Ratings agency Fitch flagged the possibility of a U.S. “AAA” rating downgrade on Wednesday night, saying that while it still expected lawmakers to reach a deal by the deadline for in early June, continued uncertainty had raised risks of a potential US default. .
In corporate news, Tate & Lyle (LON:TATE) stock rose 2% after the food giant posted a 27% increase in revenue in the year to March, benefiting from a surge in sugar prices over the past year.
United Public Services (LON:UU) The stock fell 0.5% after the water company reported a 42% drop in profits, despite trying to appease investors by increasing its dividend final 4.6%.
Oil prices fell slightly on Thursday, retreating from three-week highs amid mounting pressure from a strong dollar as uncertainty surrounding U.S. debt ceiling negotiations mounted.

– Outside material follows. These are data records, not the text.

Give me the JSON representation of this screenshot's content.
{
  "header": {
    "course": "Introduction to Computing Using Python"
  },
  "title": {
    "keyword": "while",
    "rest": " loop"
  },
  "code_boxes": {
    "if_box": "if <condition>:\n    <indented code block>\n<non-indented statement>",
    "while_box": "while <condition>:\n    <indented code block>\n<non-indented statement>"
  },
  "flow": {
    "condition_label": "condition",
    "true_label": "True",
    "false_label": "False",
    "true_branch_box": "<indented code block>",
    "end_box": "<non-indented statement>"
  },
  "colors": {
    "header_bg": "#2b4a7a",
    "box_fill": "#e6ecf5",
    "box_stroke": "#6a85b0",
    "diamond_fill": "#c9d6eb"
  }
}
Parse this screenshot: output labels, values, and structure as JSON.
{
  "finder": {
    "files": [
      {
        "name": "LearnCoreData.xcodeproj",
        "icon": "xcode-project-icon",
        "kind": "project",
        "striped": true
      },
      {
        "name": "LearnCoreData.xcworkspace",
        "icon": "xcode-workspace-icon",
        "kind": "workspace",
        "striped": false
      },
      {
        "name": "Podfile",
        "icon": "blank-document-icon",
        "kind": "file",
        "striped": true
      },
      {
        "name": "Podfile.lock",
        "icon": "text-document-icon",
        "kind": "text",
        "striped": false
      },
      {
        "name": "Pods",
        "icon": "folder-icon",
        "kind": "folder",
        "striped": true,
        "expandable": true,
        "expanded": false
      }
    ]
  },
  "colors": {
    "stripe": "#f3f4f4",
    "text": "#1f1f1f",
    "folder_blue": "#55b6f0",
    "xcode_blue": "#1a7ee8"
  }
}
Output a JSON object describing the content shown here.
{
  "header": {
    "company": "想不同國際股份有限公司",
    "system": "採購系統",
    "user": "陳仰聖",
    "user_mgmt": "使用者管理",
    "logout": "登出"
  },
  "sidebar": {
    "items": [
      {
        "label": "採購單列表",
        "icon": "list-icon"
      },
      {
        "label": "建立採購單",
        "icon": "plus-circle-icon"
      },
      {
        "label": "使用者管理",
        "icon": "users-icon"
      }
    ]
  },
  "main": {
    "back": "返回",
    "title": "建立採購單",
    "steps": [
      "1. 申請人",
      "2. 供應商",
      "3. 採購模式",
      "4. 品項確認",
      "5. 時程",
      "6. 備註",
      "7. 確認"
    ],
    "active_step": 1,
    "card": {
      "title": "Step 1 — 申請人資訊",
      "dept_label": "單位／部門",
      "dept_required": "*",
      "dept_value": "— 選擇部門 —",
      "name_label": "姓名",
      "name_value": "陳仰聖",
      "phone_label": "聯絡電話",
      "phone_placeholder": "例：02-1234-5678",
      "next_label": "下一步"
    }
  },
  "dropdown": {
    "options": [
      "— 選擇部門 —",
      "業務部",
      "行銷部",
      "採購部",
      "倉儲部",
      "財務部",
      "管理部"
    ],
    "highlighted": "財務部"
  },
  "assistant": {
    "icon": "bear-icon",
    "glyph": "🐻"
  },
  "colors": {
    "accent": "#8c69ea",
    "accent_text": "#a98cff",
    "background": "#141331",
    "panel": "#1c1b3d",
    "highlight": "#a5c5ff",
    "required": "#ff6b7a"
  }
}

The US currency soared to a two-month high overnight on expectations that US rates will stay higher for longer, making crude more expensive for international buyers, stifling demand.
As of 3:15 a.m. ET, U.S. crude futures were trading down 0.5% at $73.94 a barrel, while the Brent contract was down 0.4% at $78.08.
Both benchmarks rose nearly 2% on Wednesday after official data showed U.S. crude inventories fell more than expected last week.
Additionally, gold futures fell 0.2% to $1,959.90 an ounce, while EUR/USD traded down 0.3% to 1.0720.